Enterprise bargaining during COVID-19
The next 12 months will be a unique and challenging environment in which to renegotiate an enterprise agreement (EA).
If your business has been hit hard by a downturn in sales, you will be left with very little to offer in terms of pay increases. You will have workers returning to work against a backdrop of heightened levels of psychological distress in the community. They are likely to have experienced increased personal financial pressure and social isolation. They are fearful of infection or losing their job. Returning to an uncertain working environment will worsen their personal distress, leading to increased absenteeism, workers’ compensation claims and low productivity.
An employer seeking to engage in collective bargaining in this environment, and carry the hearts and minds of the workforce to support what it wants in its EA, must appreciate the heightened sensitivity to change and the greater need for clear, consistent, transparent and empathetic messaging.

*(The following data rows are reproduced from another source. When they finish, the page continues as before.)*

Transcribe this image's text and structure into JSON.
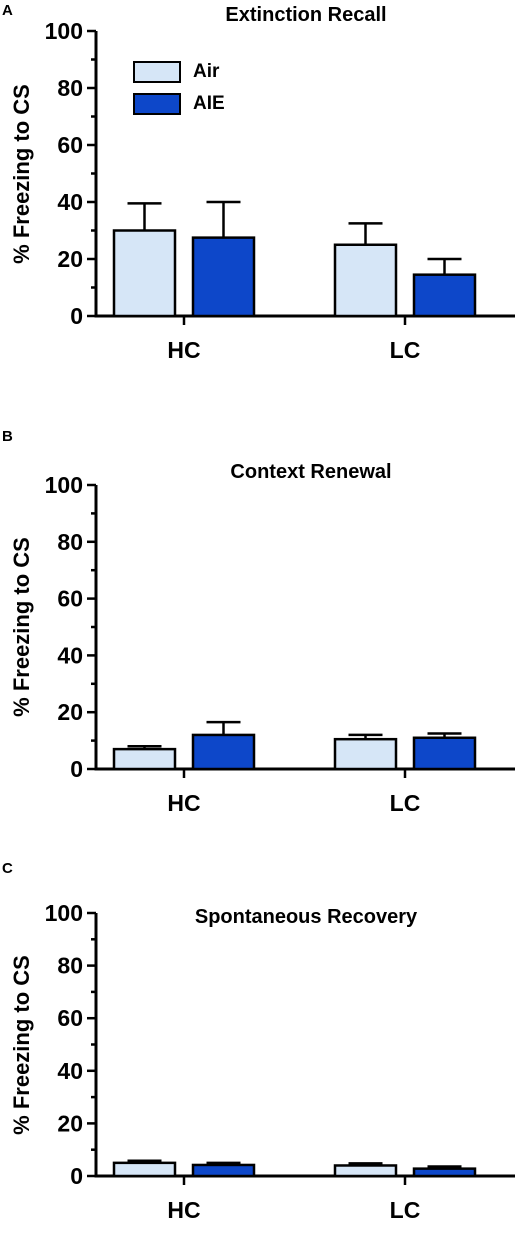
{
  "colors": {
    "air": "#d6e6f7",
    "aie": "#0d47c9",
    "axis": "#000000"
  },
  "legend": [
    {
      "label": "Air",
      "color": "#d6e6f7"
    },
    {
      "label": "AIE",
      "color": "#0d47c9"
    }
  ],
  "chart_data": [
    {
      "type": "bar",
      "panel": "A",
      "title": "Extinction Recall",
      "ylabel": "% Freezing to CS",
      "categories": [
        "HC",
        "LC"
      ],
      "ylim": [
        0,
        100
      ],
      "yticks": [
        "0",
        "20",
        "40",
        "60",
        "80",
        "100"
      ],
      "series": [
        {
          "name": "Air",
          "values": [
            30,
            25
          ],
          "errors": [
            9.5,
            7.5
          ]
        },
        {
          "name": "AIE",
          "values": [
            27.5,
            14.5
          ],
          "errors": [
            12.5,
            5.5
          ]
        }
      ]
    },
    {
      "type": "bar",
      "panel": "B",
      "title": "Context Renewal",
      "ylabel": "% Freezing to CS",
      "categories": [
        "HC",
        "LC"
      ],
      "ylim": [
        0,
        100
      ],
      "yticks": [
        "0",
        "20",
        "40",
        "60",
        "80",
        "100"
      ],
      "series": [
        {
          "name": "Air",
          "values": [
            7,
            10.5
          ],
          "errors": [
            1,
            1.5
          ]
        },
        {
          "name": "AIE",
          "values": [
            12,
            11
          ],
          "errors": [
            4.5,
            1.5
          ]
        }
      ]
    },
    {
      "type": "bar",
      "panel": "C",
      "title": "Spontaneous Recovery",
      "ylabel": "% Freezing to CS",
      "categories": [
        "HC",
        "LC"
      ],
      "ylim": [
        0,
        100
      ],
      "yticks": [
        "0",
        "20",
        "40",
        "60",
        "80",
        "100"
      ],
      "series": [
        {
          "name": "Air",
          "values": [
            5,
            4
          ],
          "errors": [
            0.8,
            0.8
          ]
        },
        {
          "name": "AIE",
          "values": [
            4.2,
            2.8
          ],
          "errors": [
            0.8,
            0.8
          ]
        }
      ]
    }
  ]
}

Employees need to believe their employer places a high priority on their health and safety. This will be enhanced if employers focus on working conditions supporting infection control and physical and mental health.
Some employers might consider that, amid all this uncertainty, it is better off just rolling over the current EA for a year to wait and see. Of course, this may be considered a lost opportunity to put in place a new framework to emerge from the pandemic.

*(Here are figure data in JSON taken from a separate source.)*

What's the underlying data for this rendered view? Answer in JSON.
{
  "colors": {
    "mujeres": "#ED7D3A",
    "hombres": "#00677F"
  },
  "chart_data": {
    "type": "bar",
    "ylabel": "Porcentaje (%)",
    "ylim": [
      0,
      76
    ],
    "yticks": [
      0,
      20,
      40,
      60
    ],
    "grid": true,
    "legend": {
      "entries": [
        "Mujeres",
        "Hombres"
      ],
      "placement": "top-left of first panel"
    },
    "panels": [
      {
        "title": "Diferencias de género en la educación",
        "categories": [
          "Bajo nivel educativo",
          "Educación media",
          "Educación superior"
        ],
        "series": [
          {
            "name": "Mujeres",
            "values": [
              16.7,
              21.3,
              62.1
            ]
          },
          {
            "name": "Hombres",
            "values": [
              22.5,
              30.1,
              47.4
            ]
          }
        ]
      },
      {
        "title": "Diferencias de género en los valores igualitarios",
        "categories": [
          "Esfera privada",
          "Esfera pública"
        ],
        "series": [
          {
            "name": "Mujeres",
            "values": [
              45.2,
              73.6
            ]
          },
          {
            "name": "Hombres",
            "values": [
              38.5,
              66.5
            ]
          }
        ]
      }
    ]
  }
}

The good faith bargaining framework created by the Fair Work Act 2009 (Cth) creates both opportunities and risks for an employer. The former will be maximised and the latter minimised with appropriate preparation and strategy.
Considering working from home
Employers will need to review the experience of their employees working from home and assess whether that is something that is desirable in the long term. Similarly, provisions supporting health and wellbeing may come into greater focus in the next bargaining round.
Some employees and unions are concerned that working from home will lead to a push for a longer spread of ordinary hours and expanded use of individual flexibility arrangements. They are concerned that working from home results in unpaid overtime, with costs such as workstations, internet and electricity being shifted to employees. Working from home might make achieving a work and family balance even more difficult, with adverse consequences for mental health, and worse, heightened risks of family and domestic violence. There is also the challenge of keeping the home workplace safe and minimising ergonomic risks.
The Australian Council of Trade Unions (ACTU) is developing a template working from home log of claims and employers should expect to see this coming their way in bargaining rounds with unions.
Seeking EA provisions that support flexibility
It’s inevitable, given the economic uncertainty that employers face they will need to consider downsizing, organisational restructuring and outsourcing. Some employers will seek to avoid this by transferring staff temporarily between sites and roles. There will also be consideration of greater use of time-limited contracts to engage staff that would previously have been employed on an ongoing basis. This will lead to pressure to have EA provisions that support this flexibility.
Many union-negotiated EAs restrict the use of fixed-term engagements. If employers increase their use of maximum-term engagements and routinely renew these contracts over time, they will run into the principles identified in the Fair Work Commission in the 2017 Navitas decision. A series of back-to-back maximum-term contracts may morph into an ongoing employment relationship. If the maximum-term contracts do not represent the totality of the terms of the employment relationship, employers may face liability if they treat the employment as ending on the contract end date.
Providing evidence to support your claims
It is important to appreciate that the good faith bargaining rules of the Fair Work Act 2009 (Cth) are data-driven. If an employer advances a proposition that it cannot afford any pay increase, it will need to back-up this claim with relevant information and evidence. If it intends to demand good faith bargaining from other bargaining representatives, it needs to ensure its own house is in order.